Hastalığınızın evresine göre seçilecek tedavi yöntemi değişecektir. Erken evre hastalıkta operasyona uygunsa konizasyon veya radikal tranchelektomi operasyonlarında doğurganlık etkilenmezken, Rahim ve overin tamamen alındığı diğer operasyon yöntemlerinde ve dıştan ışın tedavisinde doğurganlık ihtimali kaybolur.

Artık gelişen teknoloji ile birlikte ameliyat öncesi embiryo dondurma ve oosit (yumurta) saklanma yöntemleri de rahmin korunduğu durumlarda tedaviler bittikten sonra tekrar çocuk olabilme şansını getirebilir. Eğer bu durum sizin için çok önemliyse doktorunuzla hastalığınızın evresi size uygun tedavi yöntemlerini birlikte değerlendirerek karar vermeniz uygun olacaktır.

Rahim Ağzı Kanseri Ameliyatından Sonra Nelere Dikkat Etmeliyim?

  • Ameliyat sonrası ilk 4-6 hafta cinsel ilişkiden ve yüzmekten kaçınılmalıdır.
  • Ameliyat sonrası vajinal kanamanın olması beklenilen bir durumdur. Fakat kanama çok yoğunsa ( saatte bir petten fazla kanama oluyorsa) veya bir haftadan uzun sürüyorsa mutlaka doktorunuza başvurmalısınız.

Rahim Ağzı Kanseri Radyoterapisine Bağlı Hangi Yan Etkiler Gelişebilir?

Tedavi alırken yorgunluk hissi, sık idrara çıkma, sık gaita yapma ihtiyacı, karında rahatsızlık hissi görülebilir.Genellikle radyoterapi bittikten sonra bu şikayetler geriler.

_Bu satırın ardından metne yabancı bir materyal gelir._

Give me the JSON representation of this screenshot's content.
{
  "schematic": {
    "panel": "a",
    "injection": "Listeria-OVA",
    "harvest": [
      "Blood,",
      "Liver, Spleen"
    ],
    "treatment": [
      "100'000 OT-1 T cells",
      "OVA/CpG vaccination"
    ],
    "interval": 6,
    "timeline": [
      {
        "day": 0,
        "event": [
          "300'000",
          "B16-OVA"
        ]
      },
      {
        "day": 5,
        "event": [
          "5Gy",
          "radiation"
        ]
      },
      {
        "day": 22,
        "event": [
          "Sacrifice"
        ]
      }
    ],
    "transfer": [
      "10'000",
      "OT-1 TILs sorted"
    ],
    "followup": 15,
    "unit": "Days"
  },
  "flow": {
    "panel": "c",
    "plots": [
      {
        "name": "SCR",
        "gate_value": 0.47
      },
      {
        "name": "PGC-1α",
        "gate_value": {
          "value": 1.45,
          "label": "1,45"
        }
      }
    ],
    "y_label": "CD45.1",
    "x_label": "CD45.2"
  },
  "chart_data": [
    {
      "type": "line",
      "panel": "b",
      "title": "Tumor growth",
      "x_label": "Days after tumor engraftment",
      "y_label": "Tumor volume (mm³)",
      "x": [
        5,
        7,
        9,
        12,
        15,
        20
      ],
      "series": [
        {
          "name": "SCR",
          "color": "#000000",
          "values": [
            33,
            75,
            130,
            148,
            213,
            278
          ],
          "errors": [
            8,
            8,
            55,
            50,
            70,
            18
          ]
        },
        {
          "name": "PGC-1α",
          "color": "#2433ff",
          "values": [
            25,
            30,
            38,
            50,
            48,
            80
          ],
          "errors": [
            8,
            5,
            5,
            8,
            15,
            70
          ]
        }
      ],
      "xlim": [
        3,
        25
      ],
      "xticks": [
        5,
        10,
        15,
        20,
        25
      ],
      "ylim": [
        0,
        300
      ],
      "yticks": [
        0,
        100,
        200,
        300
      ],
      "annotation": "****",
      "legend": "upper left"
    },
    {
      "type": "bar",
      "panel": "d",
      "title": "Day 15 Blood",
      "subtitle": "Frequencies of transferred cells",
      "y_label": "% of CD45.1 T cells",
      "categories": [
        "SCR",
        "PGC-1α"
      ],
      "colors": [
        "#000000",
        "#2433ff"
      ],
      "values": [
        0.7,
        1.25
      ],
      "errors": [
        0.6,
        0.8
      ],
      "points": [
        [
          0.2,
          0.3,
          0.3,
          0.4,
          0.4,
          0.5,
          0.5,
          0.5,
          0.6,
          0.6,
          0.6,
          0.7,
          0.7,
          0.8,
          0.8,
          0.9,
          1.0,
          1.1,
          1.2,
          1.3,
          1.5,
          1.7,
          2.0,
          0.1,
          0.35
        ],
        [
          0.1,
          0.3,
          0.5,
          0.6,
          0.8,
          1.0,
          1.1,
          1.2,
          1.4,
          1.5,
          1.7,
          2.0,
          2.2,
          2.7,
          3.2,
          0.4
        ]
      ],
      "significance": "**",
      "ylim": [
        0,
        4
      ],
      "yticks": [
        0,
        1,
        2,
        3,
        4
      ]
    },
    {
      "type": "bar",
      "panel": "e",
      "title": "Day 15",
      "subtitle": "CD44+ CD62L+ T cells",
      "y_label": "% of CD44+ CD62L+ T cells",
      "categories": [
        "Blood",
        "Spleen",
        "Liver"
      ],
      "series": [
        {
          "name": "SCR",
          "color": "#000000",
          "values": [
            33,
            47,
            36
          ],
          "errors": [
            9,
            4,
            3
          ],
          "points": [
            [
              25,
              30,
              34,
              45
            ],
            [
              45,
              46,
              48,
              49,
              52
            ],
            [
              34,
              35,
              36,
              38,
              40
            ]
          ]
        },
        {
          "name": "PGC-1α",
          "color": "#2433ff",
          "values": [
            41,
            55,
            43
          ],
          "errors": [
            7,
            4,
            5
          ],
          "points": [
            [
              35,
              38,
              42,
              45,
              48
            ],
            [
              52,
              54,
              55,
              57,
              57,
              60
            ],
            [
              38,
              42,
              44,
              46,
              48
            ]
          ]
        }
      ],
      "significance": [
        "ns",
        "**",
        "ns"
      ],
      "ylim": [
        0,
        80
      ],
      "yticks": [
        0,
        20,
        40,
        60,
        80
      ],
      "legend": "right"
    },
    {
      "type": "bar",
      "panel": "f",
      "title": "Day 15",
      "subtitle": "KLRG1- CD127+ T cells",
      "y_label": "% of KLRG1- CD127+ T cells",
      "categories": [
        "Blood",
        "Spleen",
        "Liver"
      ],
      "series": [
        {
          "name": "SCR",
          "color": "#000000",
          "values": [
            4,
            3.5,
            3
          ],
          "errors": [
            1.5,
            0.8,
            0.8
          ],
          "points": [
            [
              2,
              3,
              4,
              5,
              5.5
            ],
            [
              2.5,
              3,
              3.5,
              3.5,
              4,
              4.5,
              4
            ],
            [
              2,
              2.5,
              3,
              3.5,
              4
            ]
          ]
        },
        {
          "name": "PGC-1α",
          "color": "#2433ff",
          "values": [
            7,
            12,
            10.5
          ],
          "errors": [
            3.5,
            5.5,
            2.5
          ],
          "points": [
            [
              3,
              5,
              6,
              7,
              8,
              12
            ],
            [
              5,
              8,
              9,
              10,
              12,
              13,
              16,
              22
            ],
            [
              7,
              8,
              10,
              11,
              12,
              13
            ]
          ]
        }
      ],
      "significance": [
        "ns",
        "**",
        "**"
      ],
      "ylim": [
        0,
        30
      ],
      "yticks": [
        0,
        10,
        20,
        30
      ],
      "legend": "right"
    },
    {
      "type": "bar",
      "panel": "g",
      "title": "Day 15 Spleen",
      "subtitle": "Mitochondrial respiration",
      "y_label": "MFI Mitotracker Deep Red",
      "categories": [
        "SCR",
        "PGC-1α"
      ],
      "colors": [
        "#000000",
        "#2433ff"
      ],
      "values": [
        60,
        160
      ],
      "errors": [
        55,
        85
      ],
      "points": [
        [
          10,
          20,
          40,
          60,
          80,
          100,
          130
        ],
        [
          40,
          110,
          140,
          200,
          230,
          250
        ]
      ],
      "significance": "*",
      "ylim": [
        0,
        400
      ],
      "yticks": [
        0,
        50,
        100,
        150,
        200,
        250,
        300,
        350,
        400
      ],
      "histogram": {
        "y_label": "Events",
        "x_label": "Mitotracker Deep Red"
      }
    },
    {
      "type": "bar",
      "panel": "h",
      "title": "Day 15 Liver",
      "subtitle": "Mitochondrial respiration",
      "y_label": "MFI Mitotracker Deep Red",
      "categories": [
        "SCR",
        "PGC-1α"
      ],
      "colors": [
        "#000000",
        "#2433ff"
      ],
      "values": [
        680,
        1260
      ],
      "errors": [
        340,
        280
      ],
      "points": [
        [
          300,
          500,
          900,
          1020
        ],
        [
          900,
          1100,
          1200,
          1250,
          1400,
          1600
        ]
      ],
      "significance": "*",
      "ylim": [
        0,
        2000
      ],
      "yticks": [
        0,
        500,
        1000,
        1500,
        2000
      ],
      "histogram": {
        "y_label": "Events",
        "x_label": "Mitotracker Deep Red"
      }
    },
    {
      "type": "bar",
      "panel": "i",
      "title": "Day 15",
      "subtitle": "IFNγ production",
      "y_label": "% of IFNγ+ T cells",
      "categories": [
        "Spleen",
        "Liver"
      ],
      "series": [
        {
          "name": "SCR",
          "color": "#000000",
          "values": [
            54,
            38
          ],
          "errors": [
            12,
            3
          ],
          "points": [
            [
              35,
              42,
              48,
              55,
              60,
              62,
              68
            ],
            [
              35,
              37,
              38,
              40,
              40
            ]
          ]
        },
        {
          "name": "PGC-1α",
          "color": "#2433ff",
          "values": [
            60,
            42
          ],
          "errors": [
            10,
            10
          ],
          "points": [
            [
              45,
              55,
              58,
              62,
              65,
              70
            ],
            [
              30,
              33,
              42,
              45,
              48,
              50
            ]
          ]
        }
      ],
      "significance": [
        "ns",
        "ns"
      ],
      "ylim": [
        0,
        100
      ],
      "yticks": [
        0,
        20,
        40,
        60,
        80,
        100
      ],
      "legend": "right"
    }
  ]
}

Tedavi sonrası nadiren vajinadan idrar veya gaita sızıntısı, gaita yaparken ağrı veya kan gelmesi, vajinada darlık veya yara oluşumu ve buna bağlı cinsel ilişki esnasında ağrı meydana gelmesi, pelvik kemiklerde (Leğen kemiği) zayıflama ve menopoz gelişebilir.

Rahim Ağzı Kanseri Tedavisi Sonrası Cinsel Yaşantım Bozulacak mı, Neler Yapmalıyım?

Servikal kanser tedavisine bağlı vajinal kanalda kısalma, daralma, vajinal kuruluk görülebilir. Adet gören kadınlarda radyoterapi ve kemoterapiye bağlı menopoz gelişebilir. Sonuçta bu fiziksel değişiklikler sizde cinsel ilişkide güçlük, cinsel isteksizlik ve orgazmda güçlük yaratabilir.

Vajinal nemlendirici, kayganlaştırıcıların kullanılması bu şikayetleri hafifletebilir.

Radyoterapi planlandıysa radyoterapi sırasında ve sonrasında haftada birden fazla vajinal genişletici aletlerin kullanımı vajinadaki kısalma ve darlığı engelleyecektir.

Rahim Ağzı Kanseri Tedavileri Bittikten Sonra Nasıl Takip Edileceğim?

İlk iki yıl her 3-4 ayda bir doktor muayenesi yapılmalıdır. 3-5 yıl arası 6 ayda bir 5 yıldan sonraysa yılda bir kez muayene yeterlidir.

Yıllık olarak doğum yolundan örnek alınmalıdır (pap smear testi)

Şikayet ve muayene bulgularınıza göre kan tahlilleri, ultrason veya diğer görüntüleme yöntemleri doktorunuz tarafından planlanacaktır.